L’ancien ailier droit des Nordiques dit ne pas avoir souffert du déménagement du club, mais il avoue que Denver n’a pas le charme de la ville de Québec.

« À titre personnel, ça s’est bien passé. Je déménageais, mais je restais avec les mêmes coéquipiers. La direction a changé quelque peu, mais ça n’avait pas réellement d’impact sur nous. Cela dit, le Colorado, ce n’est pas Québec. À Québec, les gens aiment beaucoup plus le hockey. Ils vivent seulement pour ça. À Denver, il y a du basketball et du football américain. Lorsque j’ai joué là-bas, l’Avalanche était une nouvelle équipe. Nous n’avions donc pas autant de gens dans les tribunes. La relation avec les partisans était donc bien différente. »

Aujourd’hui, Andrei Kovalenko est le président du conseil d’administration de l’Association des joueurs de la Ligue continentale de hockey (KHL). Un poste pour lequel il a accepté de prendre sa retraite à l’été 2008 lors de la création de l’organisme.

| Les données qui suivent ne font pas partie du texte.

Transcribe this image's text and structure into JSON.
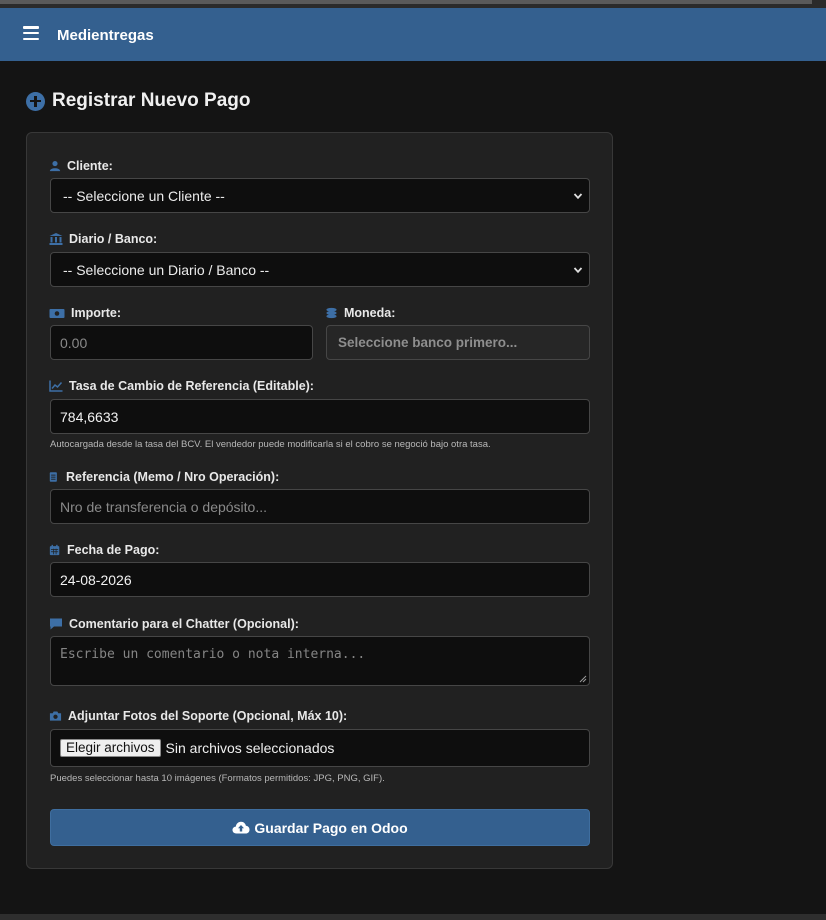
{
  "app": {
    "brand": "Medientregas"
  },
  "page": {
    "title": "Registrar Nuevo Pago"
  },
  "form": {
    "cliente": {
      "label": "Cliente:",
      "selected": "-- Seleccione un Cliente --"
    },
    "diario": {
      "label": "Diario / Banco:",
      "selected": "-- Seleccione un Diario / Banco --"
    },
    "importe": {
      "label": "Importe:",
      "placeholder": "0.00"
    },
    "moneda": {
      "label": "Moneda:",
      "value": "Seleccione banco primero..."
    },
    "tasa": {
      "label": "Tasa de Cambio de Referencia (Editable):",
      "value": "784,6633",
      "help": "Autocargada desde la tasa del BCV. El vendedor puede modificarla si el cobro se negoció bajo otra tasa."
    },
    "referencia": {
      "label": "Referencia (Memo / Nro Operación):",
      "placeholder": "Nro de transferencia o depósito..."
    },
    "fecha": {
      "label": "Fecha de Pago:",
      "value": "24-08-2026"
    },
    "comentario": {
      "label": "Comentario para el Chatter (Opcional):",
      "placeholder": "Escribe un comentario o nota interna..."
    },
    "fotos": {
      "label": "Adjuntar Fotos del Soporte (Opcional, Máx 10):",
      "button": "Elegir archivos",
      "status": "Sin archivos seleccionados",
      "help": "Puedes seleccionar hasta 10 imágenes (Formatos permitidos: JPG, PNG, GIF)."
    },
    "submit": {
      "label": "Guardar Pago en Odoo"
    }
  },
  "colors": {
    "accent": "#34608f",
    "background": "#141414",
    "card": "#212121",
    "input": "#0e0e0e"
  },
  "icons": {
    "menu": "hamburger-icon",
    "title": "plus-circle-icon",
    "cliente": "user-icon",
    "diario": "bank-icon",
    "importe": "money-bill-icon",
    "moneda": "coins-icon",
    "tasa": "chart-line-icon",
    "referencia": "file-text-icon",
    "fecha": "calendar-icon",
    "comentario": "comment-icon",
    "fotos": "camera-icon",
    "submit": "cloud-upload-icon"
  }
}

« J’avais quelques offres sur la table pour continuer à jouer en Russie, mais j’ai décidé de postuler pour ce poste lors de la fondation de la ligue. Les joueurs m’ont élu. J’aime bien ce travail, mais je dois avouer que mon expérience en Amérique du Nord ne me sert pas vraiment dans mes tâches. La culture et le hockey sont très différents ici. La réglementation imposée par la Fédération de hockey n’a rien à voir avec ce qu’on trouve au Canada et aux États-Unis. Nous avons tout de même pu importer d’Amérique du Nord le concept de fonds de pension des joueurs. J’en suis bien fier. »

Andrei Kovalenko est né en 1970 à Balakovo, une ville de la province russe de Saratov. Diplômé de l’école de hockey du Torpedo de Gorki, il joue quatre années au sein du club de l’Armée rouge avec lequel il participera aux Super Séries lors la saison 1990-1991. Dans la LNH, il comptera 173 buts et il amassera 206 aides pour produire 379 points en 620 joutes avec les Nordiques, l’Avalanche, le Canadien, les Oilers, les Flyers, les Hurricanes et les Bruins. Au sein de l’équipe de la CEI, il a remporté une médaille d’or aux Jeux olympiques d’Albertville en 1992.